I was just monitoring some interesting sequences of 2400Bd PSK bursts occupying 3 out of 6 channels (each 3 KHz width) according to alternate timings of 40 and 20 seconds: frequencies 5742.5, 5748.5, and 5757.5 (all USB). The 119.6 ms ACF value corresponds to a framing of 287 symbols @2400Bd, ie the waveform STANAG-4539: more precisely, according to its self-identifying feature, a 32QAM modulation at 8000bps speed (Figure 1).
Fig. 1 - STANAG-4539 framing structure |
Unfortunately, I was not able to get the expected 32QAM constellation but only few states of the outer 32QAM ring (Figure 2).
Fig. 2 |
I was a bit puzzled until I realized I was seeing an already known signal, more precisely the UK MoD 12800 bps 64QAM bursts [1]: the signals were just badly-tuned (300 Hz frequency offset).
A question arose almost immediately: why, despite the out-of-tuning, the signals are recognized as a 32QAM/8000bps modulation with a sub-carrier error of only 0.2 Hz? I thought about a decoder error, but examining the 103 preamble' symbols that carry information regarding the data rate and interleaver settings, I found that those are actually different in the two cases of 5757.20 and 5757.50 Hz (Figure 3).
Fig. 3 - data rate and interleaver settings |
I repeated the measurements of modulation and speed using other tuning frequencies, results are in the table below. Notice the discrepancies between the tuning frequency and the error detected by the decoder, expecially in 5757.20 and 5757.50 cases where the signal seems to be exactly tuned:
According to SATANAG-4539 #2.1, the accuracy of the sub-carrier frequency shall be 3×10^-5, ie a max tollerance of ±172 Hz @5,757 MHz is allowed: probably the autobaud feature fails since that kind of "symbols distortion"?

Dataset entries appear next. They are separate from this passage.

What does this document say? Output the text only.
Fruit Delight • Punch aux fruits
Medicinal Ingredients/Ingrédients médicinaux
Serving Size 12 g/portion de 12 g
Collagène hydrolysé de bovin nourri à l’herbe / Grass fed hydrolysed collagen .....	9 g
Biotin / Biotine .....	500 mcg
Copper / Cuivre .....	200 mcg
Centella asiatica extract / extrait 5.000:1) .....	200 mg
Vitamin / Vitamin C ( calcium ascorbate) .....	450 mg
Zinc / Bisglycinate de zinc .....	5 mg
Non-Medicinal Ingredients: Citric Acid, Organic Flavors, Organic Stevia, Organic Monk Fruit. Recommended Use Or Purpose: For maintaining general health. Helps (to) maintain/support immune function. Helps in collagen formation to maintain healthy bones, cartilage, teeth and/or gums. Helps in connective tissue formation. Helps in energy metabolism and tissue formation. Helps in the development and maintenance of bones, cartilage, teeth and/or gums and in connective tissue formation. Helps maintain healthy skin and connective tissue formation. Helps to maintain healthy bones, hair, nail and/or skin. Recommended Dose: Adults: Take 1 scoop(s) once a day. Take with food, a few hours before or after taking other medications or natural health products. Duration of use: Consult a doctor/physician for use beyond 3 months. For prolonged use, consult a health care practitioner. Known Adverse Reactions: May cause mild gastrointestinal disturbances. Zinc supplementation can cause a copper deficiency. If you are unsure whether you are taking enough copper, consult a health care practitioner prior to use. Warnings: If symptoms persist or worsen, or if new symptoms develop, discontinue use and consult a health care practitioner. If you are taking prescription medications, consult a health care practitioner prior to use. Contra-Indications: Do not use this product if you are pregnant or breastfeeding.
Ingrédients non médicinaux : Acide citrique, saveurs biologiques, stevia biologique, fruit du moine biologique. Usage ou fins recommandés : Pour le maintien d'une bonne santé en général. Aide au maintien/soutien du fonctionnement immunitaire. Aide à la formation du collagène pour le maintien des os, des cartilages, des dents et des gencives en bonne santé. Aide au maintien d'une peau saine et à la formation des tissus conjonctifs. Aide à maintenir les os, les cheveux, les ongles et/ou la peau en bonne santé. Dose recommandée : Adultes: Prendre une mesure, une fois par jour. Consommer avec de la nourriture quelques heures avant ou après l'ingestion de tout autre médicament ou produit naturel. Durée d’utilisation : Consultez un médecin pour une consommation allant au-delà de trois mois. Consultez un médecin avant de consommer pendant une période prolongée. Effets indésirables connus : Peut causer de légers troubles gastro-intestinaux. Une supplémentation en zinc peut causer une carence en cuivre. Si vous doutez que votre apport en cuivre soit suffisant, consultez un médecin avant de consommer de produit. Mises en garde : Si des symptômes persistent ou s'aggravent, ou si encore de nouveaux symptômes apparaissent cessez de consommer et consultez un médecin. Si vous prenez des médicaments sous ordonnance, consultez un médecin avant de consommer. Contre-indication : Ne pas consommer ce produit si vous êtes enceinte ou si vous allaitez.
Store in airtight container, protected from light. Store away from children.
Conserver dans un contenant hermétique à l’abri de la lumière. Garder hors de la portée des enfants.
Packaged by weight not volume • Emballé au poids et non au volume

Assuming 64QAM/12800bps as the actual mode (as already assumed at the time), I tried to demodulate a same single burst using two different decoders (say A and B, without naming them). The expected length of the bitstream will be:
13 frames × 256 = 3328 symbols × 6 = 19968 bit
Fig. 4 |
- decoder A, 1536-bit length of the resulting bitstream, seems to successfully demodulate only one frame (1 × 256 × 6)
- decoder B, 36864-bit length of the resulting bitstream, seems to demodulate 12-out-of-13 frames and, in some way, duplicate the results (12 × 256 × 6 × 2)
(the 5750.20 KHz signal was resampled to 8000 Hz before its demodulation).